Although we have had success with adoptive Treg therapy in experimental mouse models, we still have unanswered questions about recreating the supportive Treg environment, effects on other immune responses, and how those responses will impact Treg growth, survival, and function. With that said, we have specifically designed the experimental studies to be more easily applied to patients by using clinically-approved agents with a known safety profile. The studies in my lab will ultimately play a part in determining whether donor Tregs can be used successfully for the treatment of T1D in the clinical setting. My lab is also collaborating with Drs. Chris Fraker, Luca Inverardi, and Giacomo Lanzoni to understand the role of Natural Killer (NK) cells in autoimmune diabetes. These cells act as a first-line of defense against viral infections and respond to cancer cells. Understanding these cells and the interplay of these cells with Tregs will aid in developing better strategies to treat T1D.

How did you become interested in type 1 diabetes research?
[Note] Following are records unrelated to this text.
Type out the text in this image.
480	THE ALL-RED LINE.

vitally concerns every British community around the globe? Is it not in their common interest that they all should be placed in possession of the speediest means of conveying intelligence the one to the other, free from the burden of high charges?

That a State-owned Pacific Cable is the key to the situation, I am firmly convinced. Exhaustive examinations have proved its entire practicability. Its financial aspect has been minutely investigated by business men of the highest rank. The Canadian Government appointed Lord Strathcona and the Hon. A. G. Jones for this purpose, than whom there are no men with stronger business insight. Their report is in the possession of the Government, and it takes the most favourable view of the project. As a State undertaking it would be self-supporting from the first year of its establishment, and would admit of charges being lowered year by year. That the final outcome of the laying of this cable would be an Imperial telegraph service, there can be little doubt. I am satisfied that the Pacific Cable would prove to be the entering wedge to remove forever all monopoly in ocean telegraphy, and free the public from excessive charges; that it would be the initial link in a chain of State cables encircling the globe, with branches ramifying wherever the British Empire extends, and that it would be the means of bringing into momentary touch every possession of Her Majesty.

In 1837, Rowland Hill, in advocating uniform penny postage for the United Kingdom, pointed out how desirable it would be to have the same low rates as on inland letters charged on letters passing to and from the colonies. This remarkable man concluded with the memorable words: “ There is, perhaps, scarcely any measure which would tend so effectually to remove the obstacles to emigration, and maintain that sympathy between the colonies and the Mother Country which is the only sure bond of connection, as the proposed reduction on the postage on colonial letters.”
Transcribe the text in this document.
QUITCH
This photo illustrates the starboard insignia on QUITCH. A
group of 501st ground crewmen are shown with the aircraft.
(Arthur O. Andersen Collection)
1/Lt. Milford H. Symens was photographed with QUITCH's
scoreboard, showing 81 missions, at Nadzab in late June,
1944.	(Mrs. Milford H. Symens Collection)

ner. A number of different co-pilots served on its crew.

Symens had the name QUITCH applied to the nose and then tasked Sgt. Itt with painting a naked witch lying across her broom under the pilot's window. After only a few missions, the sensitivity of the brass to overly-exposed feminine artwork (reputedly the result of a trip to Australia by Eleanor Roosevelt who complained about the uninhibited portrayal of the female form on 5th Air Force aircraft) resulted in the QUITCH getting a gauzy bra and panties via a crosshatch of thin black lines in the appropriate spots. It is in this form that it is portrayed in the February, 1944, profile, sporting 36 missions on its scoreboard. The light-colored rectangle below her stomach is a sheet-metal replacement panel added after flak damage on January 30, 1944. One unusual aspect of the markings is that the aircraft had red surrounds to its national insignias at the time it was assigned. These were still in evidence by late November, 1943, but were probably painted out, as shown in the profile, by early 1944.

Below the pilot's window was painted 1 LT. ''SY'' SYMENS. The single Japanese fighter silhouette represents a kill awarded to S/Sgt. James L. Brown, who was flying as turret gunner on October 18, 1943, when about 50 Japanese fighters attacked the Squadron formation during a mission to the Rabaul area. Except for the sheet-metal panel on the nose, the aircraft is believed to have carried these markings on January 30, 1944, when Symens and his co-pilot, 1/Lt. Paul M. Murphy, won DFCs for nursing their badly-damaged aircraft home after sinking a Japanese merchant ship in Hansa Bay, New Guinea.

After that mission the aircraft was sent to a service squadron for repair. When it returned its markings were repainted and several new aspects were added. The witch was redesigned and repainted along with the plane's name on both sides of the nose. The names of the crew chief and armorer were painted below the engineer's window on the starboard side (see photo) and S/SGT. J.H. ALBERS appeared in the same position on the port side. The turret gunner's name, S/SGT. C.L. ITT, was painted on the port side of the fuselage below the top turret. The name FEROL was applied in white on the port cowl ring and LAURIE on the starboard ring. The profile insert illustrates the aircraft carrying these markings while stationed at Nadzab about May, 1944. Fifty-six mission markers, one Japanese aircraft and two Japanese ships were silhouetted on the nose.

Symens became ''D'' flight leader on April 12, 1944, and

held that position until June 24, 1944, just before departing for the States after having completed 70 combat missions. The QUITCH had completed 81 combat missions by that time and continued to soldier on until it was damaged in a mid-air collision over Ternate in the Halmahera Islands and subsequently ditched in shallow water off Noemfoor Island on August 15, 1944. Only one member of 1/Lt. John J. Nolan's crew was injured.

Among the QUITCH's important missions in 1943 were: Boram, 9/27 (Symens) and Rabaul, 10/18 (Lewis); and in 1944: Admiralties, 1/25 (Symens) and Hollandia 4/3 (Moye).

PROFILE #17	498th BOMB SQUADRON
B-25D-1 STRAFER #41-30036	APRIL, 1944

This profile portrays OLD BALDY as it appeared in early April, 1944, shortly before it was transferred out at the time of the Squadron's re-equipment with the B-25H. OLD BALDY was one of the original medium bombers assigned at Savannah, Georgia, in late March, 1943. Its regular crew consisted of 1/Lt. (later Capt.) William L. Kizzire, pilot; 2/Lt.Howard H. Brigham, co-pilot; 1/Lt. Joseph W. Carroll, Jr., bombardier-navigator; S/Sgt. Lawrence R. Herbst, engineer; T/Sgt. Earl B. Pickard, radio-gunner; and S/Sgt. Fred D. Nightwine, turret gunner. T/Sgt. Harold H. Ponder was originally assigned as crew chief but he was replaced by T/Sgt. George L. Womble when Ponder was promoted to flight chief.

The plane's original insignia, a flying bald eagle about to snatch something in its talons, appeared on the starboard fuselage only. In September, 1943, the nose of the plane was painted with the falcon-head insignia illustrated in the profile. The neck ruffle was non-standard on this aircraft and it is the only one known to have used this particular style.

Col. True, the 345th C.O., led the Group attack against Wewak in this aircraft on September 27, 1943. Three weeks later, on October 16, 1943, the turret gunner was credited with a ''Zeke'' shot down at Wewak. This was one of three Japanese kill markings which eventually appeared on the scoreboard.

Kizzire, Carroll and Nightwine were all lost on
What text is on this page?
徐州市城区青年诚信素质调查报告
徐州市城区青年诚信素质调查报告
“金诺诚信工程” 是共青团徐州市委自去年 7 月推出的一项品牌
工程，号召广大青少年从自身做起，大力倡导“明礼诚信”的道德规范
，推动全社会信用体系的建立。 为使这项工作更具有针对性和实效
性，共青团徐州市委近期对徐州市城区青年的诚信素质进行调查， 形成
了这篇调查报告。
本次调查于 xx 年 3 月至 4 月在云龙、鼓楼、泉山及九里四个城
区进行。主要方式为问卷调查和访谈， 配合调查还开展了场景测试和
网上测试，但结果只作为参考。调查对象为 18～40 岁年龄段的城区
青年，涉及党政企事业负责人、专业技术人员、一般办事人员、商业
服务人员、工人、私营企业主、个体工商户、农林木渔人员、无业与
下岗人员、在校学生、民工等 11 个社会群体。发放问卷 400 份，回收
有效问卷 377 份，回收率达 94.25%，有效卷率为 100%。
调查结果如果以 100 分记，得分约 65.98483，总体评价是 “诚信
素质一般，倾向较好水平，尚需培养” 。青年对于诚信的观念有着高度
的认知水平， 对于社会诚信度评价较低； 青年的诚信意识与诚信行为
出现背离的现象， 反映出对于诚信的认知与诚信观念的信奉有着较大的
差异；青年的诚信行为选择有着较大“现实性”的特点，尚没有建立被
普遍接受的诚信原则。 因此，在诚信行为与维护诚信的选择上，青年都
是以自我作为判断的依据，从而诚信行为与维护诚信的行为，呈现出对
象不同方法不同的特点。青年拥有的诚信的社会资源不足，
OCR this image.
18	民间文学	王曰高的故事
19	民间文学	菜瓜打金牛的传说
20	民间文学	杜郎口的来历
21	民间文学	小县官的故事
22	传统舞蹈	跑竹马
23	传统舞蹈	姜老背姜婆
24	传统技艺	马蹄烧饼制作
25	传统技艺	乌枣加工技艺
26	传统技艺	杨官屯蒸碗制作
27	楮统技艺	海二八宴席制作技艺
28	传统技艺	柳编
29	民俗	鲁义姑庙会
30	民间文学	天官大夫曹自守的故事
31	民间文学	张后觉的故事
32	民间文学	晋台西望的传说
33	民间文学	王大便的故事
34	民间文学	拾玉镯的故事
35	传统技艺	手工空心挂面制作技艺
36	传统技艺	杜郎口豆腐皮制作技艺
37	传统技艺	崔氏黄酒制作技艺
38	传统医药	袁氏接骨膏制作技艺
I have always had a passion for science and wanted to engage in research that could have positive effects on people’s lives. I am interested in understanding the basic immunobiology of Tregs and applying that knowledge for future clinical applications. My basic science research using experimental mouse models allows me to design experiments that answer complex questions which could otherwise not be easily addressed with the patients themselves. What makes this research so motivating is the fact that it may provide a basis for designing novel therapies that can impact those with T1D.

Why did you come to the DRI? 

I was a fellow in Dr. Thomas Malek’s lab and I had an interest in applying our findings on immunobiology of Tregs in a lethal systemic autoimmunity mouse model to autoimmune diabetes. Specifically, I wanted to forge my own research in my own laboratory and the DRI was the perfect place to do this. I am motivated and passionate about my research and I do believe that my most creative and productive years still lie ahead.



In vivo environment for Treg immunotherapy

Restoring immune system balance in those with autoimmune diseases will require treatment with immune cell-depleting agents prior to the infusion of new Treg cells.  The use of these agents temporarily reduces the numbers of selected immune cell populations. By doing so, this reduction will create "space" for the infusion of newly introduced cells, while the host Treg cells survive and regenerate. The use of low-dose IL-2 will promote the growth and survival of both recipient and donor Tregs while reducing inflammation.